Nvidia CEO: Stop Blaming AI for Layoffs You Planned Years Ago
Jensen Huang is calling out corporate leaders who use AI as a convenient excuse for job cuts that were planned long before the technology even arrived. His message offers hope to workers worried about automation replacing their careers.
The CEO of Nvidia just said what millions of workers have been thinking: blaming AI for layoffs doesn't add up when the technology only became useful months ago.
Jensen Huang pulled no punches during a recent interview with Channel NewsAsia. "I think the narrative that connects AI to job loss, for many of the CEOs that are doing it, is just too lazy," he said, pointing out that companies were cutting staff two years ago while claiming AI made them do it.
The timing doesn't make sense, and Huang isn't buying it. "It was just a way for them to sound smart, and I really hate that," he added.

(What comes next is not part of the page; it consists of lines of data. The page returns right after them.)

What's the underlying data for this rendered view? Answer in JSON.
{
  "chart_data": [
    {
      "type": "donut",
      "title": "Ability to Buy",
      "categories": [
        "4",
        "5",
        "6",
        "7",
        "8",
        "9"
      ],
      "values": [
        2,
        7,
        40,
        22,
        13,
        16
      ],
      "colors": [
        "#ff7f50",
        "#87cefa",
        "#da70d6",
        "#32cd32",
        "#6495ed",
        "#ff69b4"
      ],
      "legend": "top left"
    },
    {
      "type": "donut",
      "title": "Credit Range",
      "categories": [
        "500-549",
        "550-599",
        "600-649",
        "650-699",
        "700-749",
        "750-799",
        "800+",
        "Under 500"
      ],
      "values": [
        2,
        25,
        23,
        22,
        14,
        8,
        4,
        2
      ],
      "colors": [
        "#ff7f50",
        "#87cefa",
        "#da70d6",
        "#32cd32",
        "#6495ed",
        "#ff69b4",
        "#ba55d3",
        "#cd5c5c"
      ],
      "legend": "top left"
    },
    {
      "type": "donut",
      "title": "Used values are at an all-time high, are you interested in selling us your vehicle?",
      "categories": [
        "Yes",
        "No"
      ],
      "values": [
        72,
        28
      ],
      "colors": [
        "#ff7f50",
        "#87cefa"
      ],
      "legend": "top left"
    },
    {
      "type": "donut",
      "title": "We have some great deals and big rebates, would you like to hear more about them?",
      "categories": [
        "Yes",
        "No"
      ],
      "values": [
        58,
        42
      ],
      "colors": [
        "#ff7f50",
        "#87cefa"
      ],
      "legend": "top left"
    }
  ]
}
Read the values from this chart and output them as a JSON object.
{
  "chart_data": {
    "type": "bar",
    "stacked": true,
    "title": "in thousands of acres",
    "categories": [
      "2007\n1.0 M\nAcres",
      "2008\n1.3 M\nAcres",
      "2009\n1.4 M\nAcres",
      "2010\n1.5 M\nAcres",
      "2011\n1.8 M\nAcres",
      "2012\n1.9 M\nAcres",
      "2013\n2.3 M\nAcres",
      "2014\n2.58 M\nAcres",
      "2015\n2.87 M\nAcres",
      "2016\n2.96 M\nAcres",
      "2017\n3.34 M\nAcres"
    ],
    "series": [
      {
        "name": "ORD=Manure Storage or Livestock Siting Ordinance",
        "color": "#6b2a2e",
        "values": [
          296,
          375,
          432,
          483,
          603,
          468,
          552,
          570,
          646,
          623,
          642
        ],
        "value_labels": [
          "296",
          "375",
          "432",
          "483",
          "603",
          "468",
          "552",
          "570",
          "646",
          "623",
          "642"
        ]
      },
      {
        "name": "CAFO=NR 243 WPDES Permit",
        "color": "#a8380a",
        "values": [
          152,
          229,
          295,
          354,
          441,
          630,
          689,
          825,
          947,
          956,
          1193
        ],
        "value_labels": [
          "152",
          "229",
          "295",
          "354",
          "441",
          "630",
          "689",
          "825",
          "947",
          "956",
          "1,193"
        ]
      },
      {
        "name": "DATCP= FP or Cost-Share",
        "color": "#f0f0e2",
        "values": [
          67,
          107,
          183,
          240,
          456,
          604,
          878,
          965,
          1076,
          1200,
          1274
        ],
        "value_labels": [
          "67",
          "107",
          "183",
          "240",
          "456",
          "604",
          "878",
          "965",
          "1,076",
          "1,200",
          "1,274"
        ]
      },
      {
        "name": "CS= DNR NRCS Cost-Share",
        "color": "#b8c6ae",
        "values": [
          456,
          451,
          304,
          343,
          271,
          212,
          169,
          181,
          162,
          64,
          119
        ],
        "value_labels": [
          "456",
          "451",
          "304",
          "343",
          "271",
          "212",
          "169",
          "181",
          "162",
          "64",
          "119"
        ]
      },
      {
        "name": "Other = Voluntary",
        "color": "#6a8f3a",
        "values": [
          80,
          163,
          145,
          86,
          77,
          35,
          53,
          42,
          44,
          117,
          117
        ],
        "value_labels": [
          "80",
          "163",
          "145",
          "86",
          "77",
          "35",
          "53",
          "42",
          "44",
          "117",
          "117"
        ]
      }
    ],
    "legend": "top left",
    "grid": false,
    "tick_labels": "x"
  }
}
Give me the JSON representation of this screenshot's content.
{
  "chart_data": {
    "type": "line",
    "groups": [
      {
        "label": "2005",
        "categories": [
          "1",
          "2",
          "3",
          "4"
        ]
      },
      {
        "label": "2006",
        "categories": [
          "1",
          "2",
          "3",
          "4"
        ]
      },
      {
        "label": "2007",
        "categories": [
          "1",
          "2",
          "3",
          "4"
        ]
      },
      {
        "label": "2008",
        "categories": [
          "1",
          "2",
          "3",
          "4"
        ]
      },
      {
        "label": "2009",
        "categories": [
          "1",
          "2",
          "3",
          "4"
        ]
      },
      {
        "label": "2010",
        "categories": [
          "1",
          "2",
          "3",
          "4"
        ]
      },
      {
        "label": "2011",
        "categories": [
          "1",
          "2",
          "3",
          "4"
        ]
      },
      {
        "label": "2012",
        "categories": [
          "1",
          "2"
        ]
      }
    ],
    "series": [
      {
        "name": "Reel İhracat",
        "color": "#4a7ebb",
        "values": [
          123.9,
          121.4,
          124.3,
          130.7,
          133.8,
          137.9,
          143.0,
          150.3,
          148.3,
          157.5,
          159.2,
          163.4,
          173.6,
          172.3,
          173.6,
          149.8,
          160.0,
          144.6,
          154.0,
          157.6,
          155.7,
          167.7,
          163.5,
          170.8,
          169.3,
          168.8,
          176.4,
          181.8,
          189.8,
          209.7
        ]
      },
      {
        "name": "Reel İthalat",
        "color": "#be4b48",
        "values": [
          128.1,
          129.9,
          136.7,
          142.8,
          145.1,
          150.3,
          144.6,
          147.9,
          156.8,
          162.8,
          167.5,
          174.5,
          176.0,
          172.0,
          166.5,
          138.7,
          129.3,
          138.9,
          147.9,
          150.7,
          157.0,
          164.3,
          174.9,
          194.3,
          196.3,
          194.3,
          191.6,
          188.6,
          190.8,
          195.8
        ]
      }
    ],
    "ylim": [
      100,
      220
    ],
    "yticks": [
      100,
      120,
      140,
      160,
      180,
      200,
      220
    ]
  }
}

His critique comes as several major companies have linked recent layoffs to AI investments. Standard Chartered announced plans to cut 7,000 jobs to replace what its CEO called "lower-value human capital" with technology. Meta laid off 10% of its workforce last week, citing heavy AI spending as the reason.
But labor experts agree with Huang's skepticism. Research from the Brookings Institution and Yale University found that the proportion of jobs actually at high risk of AI replacement has stayed steady since ChatGPT launched in 2022. Many analysts say AI has become a convenient scapegoat for layoffs driven by traditional concerns like poor profit margins.

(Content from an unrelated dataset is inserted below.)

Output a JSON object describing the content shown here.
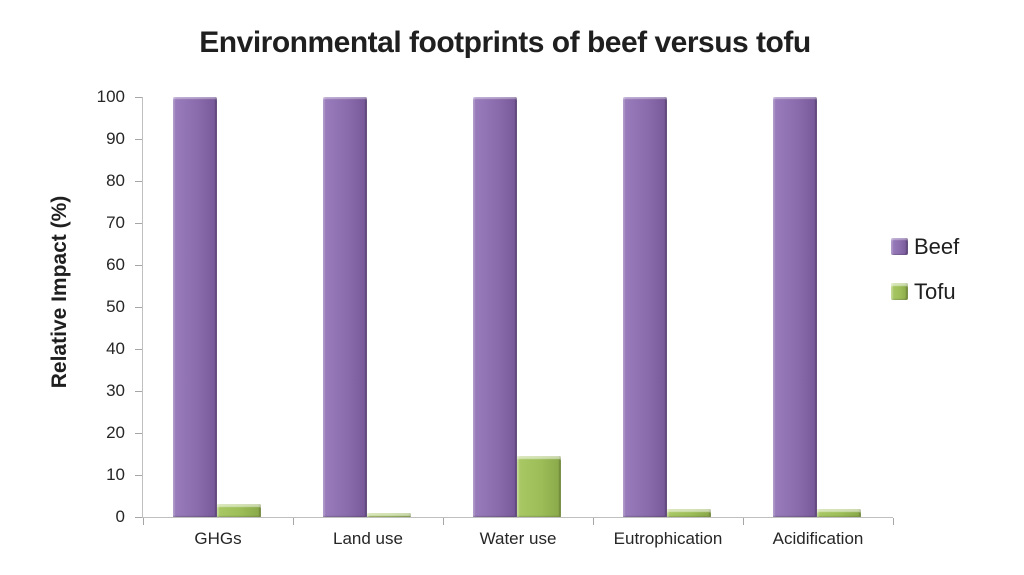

Huang worries that the exaggerated narrative is creating unnecessary panic. "I think we're scaring people, and that's irresponsible," he said. "We should tell a balanced story about the potential of this technology."

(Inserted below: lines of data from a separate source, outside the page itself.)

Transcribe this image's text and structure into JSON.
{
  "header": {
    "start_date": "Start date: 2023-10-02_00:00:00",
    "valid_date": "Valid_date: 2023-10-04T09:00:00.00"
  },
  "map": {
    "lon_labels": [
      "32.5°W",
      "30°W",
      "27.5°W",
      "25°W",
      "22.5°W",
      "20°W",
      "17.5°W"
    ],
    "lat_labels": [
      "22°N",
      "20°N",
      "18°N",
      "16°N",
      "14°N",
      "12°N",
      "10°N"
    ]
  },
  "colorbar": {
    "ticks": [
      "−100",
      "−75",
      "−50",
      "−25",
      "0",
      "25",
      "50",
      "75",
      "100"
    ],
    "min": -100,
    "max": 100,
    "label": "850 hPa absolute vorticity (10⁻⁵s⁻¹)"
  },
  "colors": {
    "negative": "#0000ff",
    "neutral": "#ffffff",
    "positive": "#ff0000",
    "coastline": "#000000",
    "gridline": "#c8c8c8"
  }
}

His perspective offers a different path forward. Instead of fearing AI will steal jobs, Huang believes workers should embrace learning how to use it. "People are not going to lose their jobs to AI, but rather to those who know how to better use AI," he explained.
The Bright Side
While headlines about AI-driven layoffs grab attention, the reality might be more hopeful than it seems. The technology isn't actually replacing humans at the alarming rate some leaders claim.
Huang's advice to worried workers is simple: engage with AI instead of avoiding it. "It's more likely that AI will elevate your job," he said, encouraging people to learn the tools rather than fear them.
He acknowledges the technology needs proper guardrails and thoughtful deployment. But his vision centers on AI as a partner that changes how we work, not an executioner eliminating jobs wholesale.
The message matters because it shifts responsibility back where it belongs: on leaders making business decisions, not on technology that's barely had time to prove itself. When CEOs blame AI for cuts they planned years earlier, they're dodging accountability for their choices.
Workers learning to use AI thoughtfully will thrive in the changing landscape ahead.